I read it, I disagreed with it, but it didn't seem insanely unsubstantiated, just wrong. For it to be insanely unsubstantiated, it would at the least need to be true that rent control was a stunning success, which it is not.
I disagree. He bases his argument on the idea that rent control causes high rents as demonstrated in places like NY. This is patently false in my opinion, but my opinion is not what counts. The reason I say it is unsubstantiated and therefore insane, is that he provided no argument for the idea that there is a causation between high rents and rent control. The author falls into the all too common trap of mapping a correlation to a causation. That may be a good strategy to throw red meat to right wingers, but it is not a well constructed argument.
Are we talking about the same article? In the one I remember, he backed his argument up with a survey of deviation from median rent in markets with and without rent control.
Yes, he observed a correlation. In this case, there's a very reasonable argument to be made against a causal relationship: cheap cities don't institute rent control.
While I disagree with the article, that argument is probably easy to respond to; there are relatively expensive cities that don't have rent control, and his measurements are deviation from median, not just the median rent itself.
Neither of those is an effective counter-argument:
1) The existence of expensive cities without rent control doesn't tell us anything about the effect of rent control on rent (cities can be expensive for lots of reasons unrelated to rent control), unless you do a study comparing roughly equivalent expensive cities, some with rent control, and some without. The author didn't do that -- he compared cities with rent control, to cities without, and found that cities with rent control are more expensive. This was bad experimental design.
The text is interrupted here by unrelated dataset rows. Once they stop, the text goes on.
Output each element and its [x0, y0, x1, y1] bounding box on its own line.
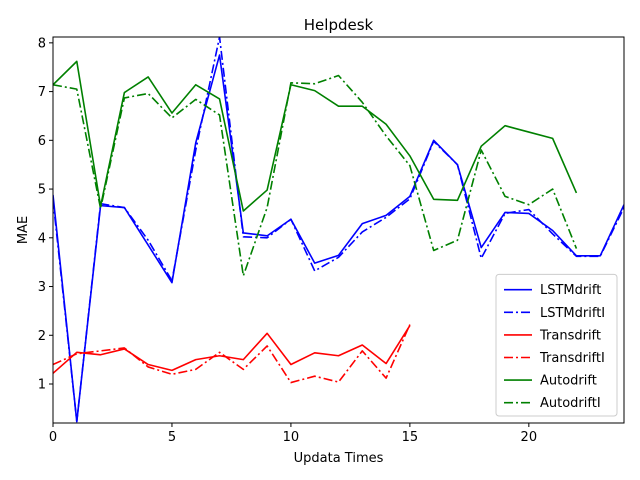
x-tick-label: 10	[283, 430, 300, 445]
legend-label: TransdriftI	[539, 351, 605, 366]
legend-label: Transdrift	[539, 328, 601, 343]
series-line-lstmdrift	[53, 54, 624, 423]
series-line-autodrift	[53, 60, 578, 212]
y-tick-label: 3	[38, 280, 46, 295]
plot-area	[53, 37, 624, 423]
chart-title: Helpdesk	[304, 16, 374, 34]
y-tick-label: 5	[38, 183, 46, 198]
series-line-lstmdrifti	[53, 37, 624, 423]
y-axis: 1 2 3 4 5 6 7 8	[38, 36, 53, 393]
y-tick-label: 1	[38, 378, 46, 393]
y-tick-label: 4	[38, 231, 46, 246]
y-tick-label: 7	[38, 85, 46, 100]
legend-label: AutodriftI	[540, 396, 601, 411]
y-tick-label: 8	[38, 36, 46, 51]
legend-label: LSTMdriftI	[540, 306, 605, 321]
x-tick-label: 5	[168, 430, 176, 445]
x-axis: 0 5 10 15 20	[49, 423, 537, 445]
x-tick-label: 0	[49, 430, 57, 445]
x-tick-label: 20	[521, 430, 538, 445]
y-tick-label: 6	[38, 134, 46, 149]
series-line-transdrifti	[53, 324, 411, 384]
y-tick-label: 2	[38, 329, 46, 344]
axes-frame	[52, 36, 625, 424]
series-line-transdrift	[53, 325, 411, 374]
legend: LSTMdrift LSTMdriftI Transdrift TransdriftI…	[495, 273, 618, 417]
y-axis-label: MAE	[16, 216, 31, 244]
series-line-autodrifti	[53, 74, 578, 277]
legend-label: LSTMdrift	[540, 283, 601, 298]
x-tick-label: 15	[402, 430, 419, 445]
legend-label: Autodrift	[540, 374, 597, 389]
x-axis-label: Updata Times	[294, 451, 384, 466]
2) His measurements found that the distributions around the median were different for expensive cities vs. inexpensive ones. But it doesn't really matter that he was comparing the shapes of the distributions, and not their medians, because one can reasonably expect that expensive cities will have a larger contingent of really expensive homes than inexpensive cities, even without the effect of rent control. For that matter, rent control might be the only thing giving the expensive cities a stock of inexpensive housing at all!
Again, for a proper experiment, the author needed to compare equivalently priced cities, varying only the factor of rent control. He didn't do that.